Welcome back. As promised, here is the follow-up to the first installment, Why are My Backups so Big?
Switching views from the Macro to the Micro, here is a more specific example of how daily change in data may affect the size of the backups:
In one day, the following events take place:
- 2 GBs of new email are sent / received by the company. This can consist of external or internal emails.
- User X takes 500 MBs of email and puts it in a PST archive file.
- Online Maintenance / Defragmentation runs overnight on the Email Server, optimizing the storage used by the Email Server’s Database.
What the Email Server sees:
A net increase in the DB size of about 1GB
What the backups see:
A delta of 2+ GBs in the data. This delta is then added to the backup set for the Email Server, where it is compressed and deduplicated, resulting in a net increase of 1GB to the size of the data. The retention policy is then applied to this copy of the data.

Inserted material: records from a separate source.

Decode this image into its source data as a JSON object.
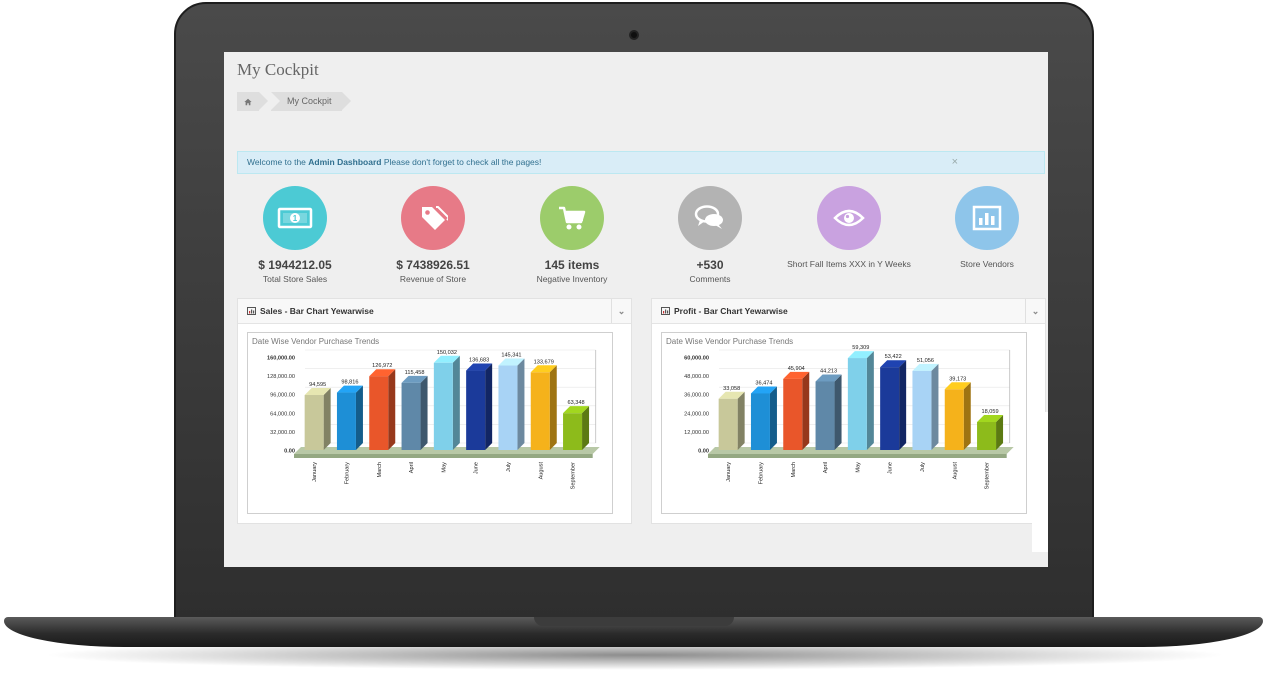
{
  "page": {
    "title": "My Cockpit"
  },
  "breadcrumb": {
    "home_icon": "home-icon",
    "items": [
      "My Cockpit"
    ]
  },
  "alert": {
    "prefix": "Welcome to the ",
    "strong": "Admin Dashboard",
    "suffix": " Please don't forget to check all the pages!",
    "close": "×"
  },
  "stats": [
    {
      "value": "$ 1944212.05",
      "label": "Total Store Sales",
      "icon": "money-icon",
      "color": "#4ccad4"
    },
    {
      "value": "$ 7438926.51",
      "label": "Revenue of Store",
      "icon": "tag-icon",
      "color": "#e77a87"
    },
    {
      "value": "145 items",
      "label": "Negative Inventory",
      "icon": "cart-icon",
      "color": "#9ccc6b"
    },
    {
      "value": "+530",
      "label": "Comments",
      "icon": "comments-icon",
      "color": "#b3b3b3"
    },
    {
      "value": "",
      "label": "Short Fall Items XXX in Y Weeks",
      "icon": "eye-icon",
      "color": "#c9a2e0"
    },
    {
      "value": "",
      "label": "Store Vendors",
      "icon": "bar-chart-icon",
      "color": "#8ec5ea"
    }
  ],
  "panels": [
    {
      "title": "Sales - Bar Chart Yewarwise",
      "toggle": "⌄"
    },
    {
      "title": "Profit - Bar Chart Yewarwise",
      "toggle": "⌄"
    }
  ],
  "colors": [
    "#c8c89a",
    "#1e8fd6",
    "#e9562a",
    "#5f88a8",
    "#7fd0ea",
    "#1b3a9a",
    "#a8d3f5",
    "#f5b21b",
    "#8dbb1b"
  ],
  "chart_data": [
    {
      "type": "bar",
      "title": "Date Wise Vendor Purchase Trends",
      "categories": [
        "January",
        "February",
        "March",
        "April",
        "May",
        "June",
        "July",
        "August",
        "September"
      ],
      "values": [
        94595,
        98816,
        126972,
        115458,
        150032,
        136683,
        145341,
        133679,
        63348
      ],
      "value_labels": [
        "94,595",
        "98,816",
        "126,972",
        "115,458",
        "150,032",
        "136,683",
        "145,341",
        "133,679",
        "63,348"
      ],
      "yticks": [
        "0.00",
        "32,000.00",
        "64,000.00",
        "96,000.00",
        "128,000.00",
        "160,000.00"
      ],
      "ylim": [
        0,
        160000
      ]
    },
    {
      "type": "bar",
      "title": "Date Wise Vendor Purchase Trends",
      "categories": [
        "January",
        "February",
        "March",
        "April",
        "May",
        "June",
        "July",
        "August",
        "September"
      ],
      "values": [
        33058,
        36474,
        45904,
        44213,
        59309,
        53422,
        51056,
        39173,
        18059
      ],
      "value_labels": [
        "33,058",
        "36,474",
        "45,904",
        "44,213",
        "59,309",
        "53,422",
        "51,056",
        "39,173",
        "18,059"
      ],
      "yticks": [
        "0.00",
        "12,000.00",
        "24,000.00",
        "36,000.00",
        "48,000.00",
        "60,000.00"
      ],
      "ylim": [
        0,
        60000
      ]
    }
  ]
}
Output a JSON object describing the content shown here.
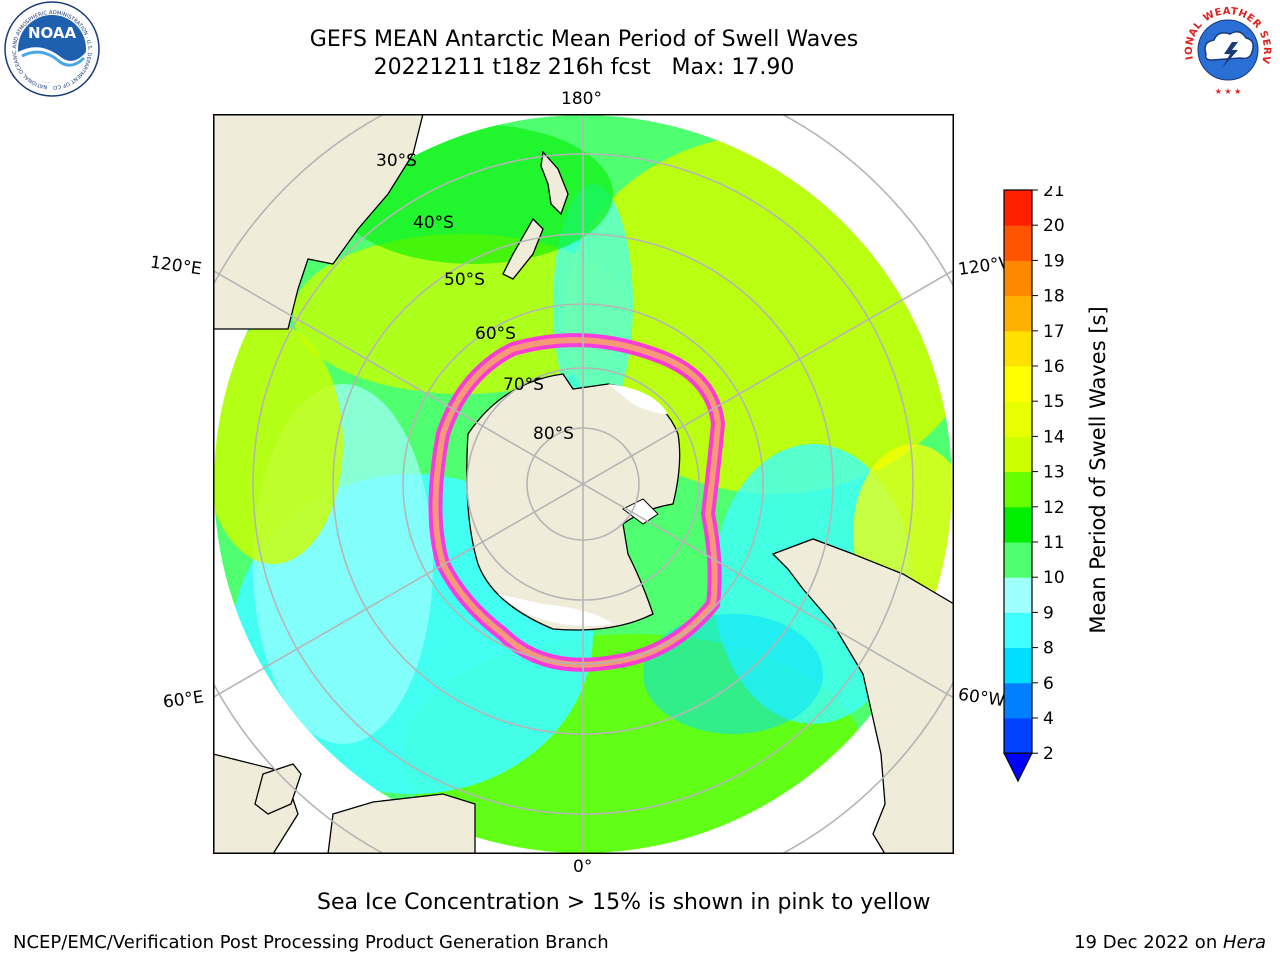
{
  "header": {
    "title_line1": "GEFS MEAN Antarctic Mean Period of Swell Waves",
    "title_line2": "20221211 t18z 216h fcst   Max: 17.90"
  },
  "logos": {
    "left": {
      "name": "noaa-logo",
      "text": "NOAA",
      "ring_text": "NATIONAL OCEANIC AND ATMOSPHERIC ADMINISTRATION · U.S. DEPARTMENT OF COMMERCE"
    },
    "right": {
      "name": "nws-logo",
      "ring_text": "NATIONAL WEATHER SERVICE"
    }
  },
  "map": {
    "projection": "south-polar-stereographic",
    "longitude_labels": {
      "top": "180°",
      "bottom": "0°",
      "upper_left": "120°E",
      "upper_right": "120°W",
      "lower_left": "60°E",
      "lower_right": "60°W"
    },
    "latitude_labels": [
      "30°S",
      "40°S",
      "50°S",
      "60°S",
      "70°S",
      "80°S"
    ],
    "colors": {
      "land": "#efecd9",
      "antarctica_ice": "#ffffff",
      "ocean_outside": "#ffffff",
      "grid": "#b5b5b5",
      "sea_ice_edge": "#ff33dd",
      "sea_ice_mid": "#f5b060"
    }
  },
  "colorbar": {
    "label": "Mean Period of Swell Waves [s]",
    "ticks": [
      "2",
      "4",
      "6",
      "8",
      "9",
      "10",
      "11",
      "12",
      "13",
      "14",
      "15",
      "16",
      "17",
      "18",
      "19",
      "20",
      "21"
    ],
    "colors": [
      "#0040ff",
      "#0080ff",
      "#00ddff",
      "#40ffff",
      "#a0ffff",
      "#50ff70",
      "#00ee00",
      "#66ff00",
      "#ccff00",
      "#e8ff00",
      "#ffff00",
      "#ffe000",
      "#ffb000",
      "#ff8800",
      "#ff5500",
      "#ff2000"
    ],
    "extend_below_color": "#0000ff"
  },
  "footnote": "Sea Ice Concentration > 15% is shown in pink to yellow",
  "credits": {
    "left": "NCEP/EMC/Verification Post Processing Product Generation Branch",
    "right_prefix": "19 Dec 2022 on ",
    "right_machine": "Hera"
  }
}
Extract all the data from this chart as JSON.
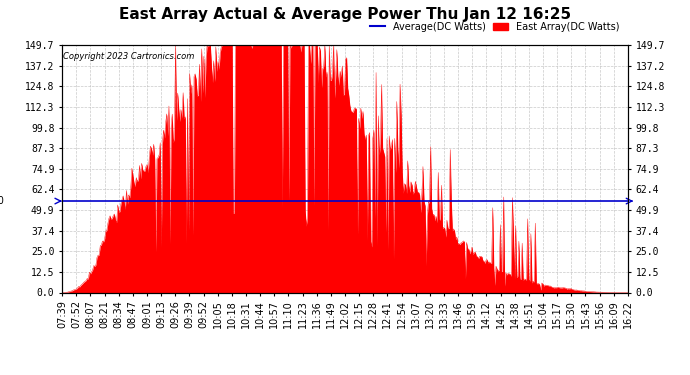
{
  "title": "East Array Actual & Average Power Thu Jan 12 16:25",
  "copyright": "Copyright 2023 Cartronics.com",
  "legend_average": "Average(DC Watts)",
  "legend_east": "East Array(DC Watts)",
  "average_value": 55.31,
  "y_ticks": [
    0.0,
    12.5,
    25.0,
    37.4,
    49.9,
    62.4,
    74.9,
    87.3,
    99.8,
    112.3,
    124.8,
    137.2,
    149.7
  ],
  "ymax": 149.7,
  "ymin": 0.0,
  "background_color": "#ffffff",
  "plot_bg_color": "#ffffff",
  "grid_color": "#bbbbbb",
  "fill_color": "#ff0000",
  "line_color": "#ff0000",
  "avg_line_color": "#0000cc",
  "title_fontsize": 11,
  "tick_fontsize": 7,
  "time_labels": [
    "07:39",
    "07:52",
    "08:07",
    "08:21",
    "08:34",
    "08:47",
    "09:01",
    "09:13",
    "09:26",
    "09:39",
    "09:52",
    "10:05",
    "10:18",
    "10:31",
    "10:44",
    "10:57",
    "11:10",
    "11:23",
    "11:36",
    "11:49",
    "12:02",
    "12:15",
    "12:28",
    "12:41",
    "12:54",
    "13:07",
    "13:20",
    "13:33",
    "13:46",
    "13:59",
    "14:12",
    "14:25",
    "14:38",
    "14:51",
    "15:04",
    "15:17",
    "15:30",
    "15:43",
    "15:56",
    "16:09",
    "16:22"
  ],
  "n_points": 520
}
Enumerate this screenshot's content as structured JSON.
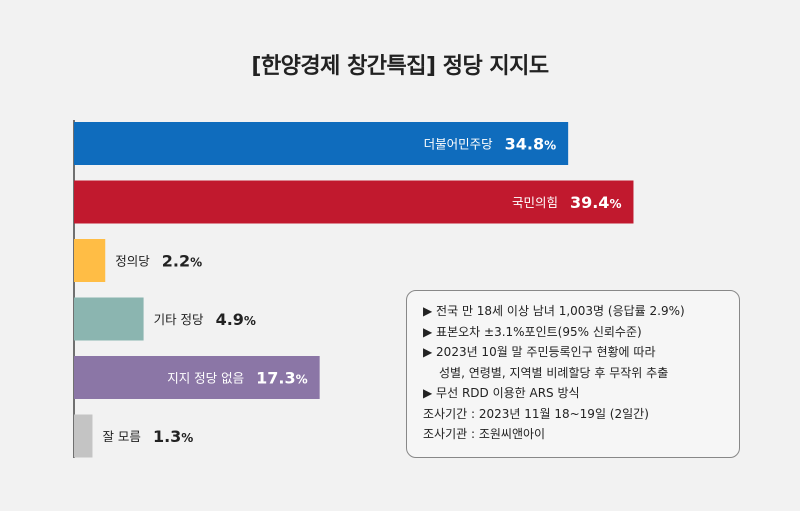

In short, if this had to be summarized into a mathematical formula, it would be the following:
The Data I Want to Back Up + How Much the Data Changes + How Long I Want to Keep the Data x Compression and Deduplication Ratio = Size of My Backups.
So what can you do to keep the size manageable?
- Stop storing (and definitely stop backing up) junk on your systems. There are several reasons why this is a good idea. Archiving older files and emails off of your production systems is a good way to manage this. Drafting and enforcing policies for your company on what can and can’t be stored on the company’s assets is another.
- Make a business decision on how long you really need to retain backup data. Remember, backups are kept in order to restore. Do you really need to be able to restore something from 3 years earlier? If you are a bank or a publically traded company, the answer is probably yes. If not, then it’s your call.
Lastly, at some point, this needs to be accepted as a cost of doing business. In today’s day an age, we are all in the digital data business to some degree. The ability to quickly and reliably recover from deleted data, hardware failure, fire, hurricane, or other impactful event will likely determine whether or not the business will survive that event. This is the true purpose and focus of any Backup solution, and should frame the conversation when discussing the size of the data.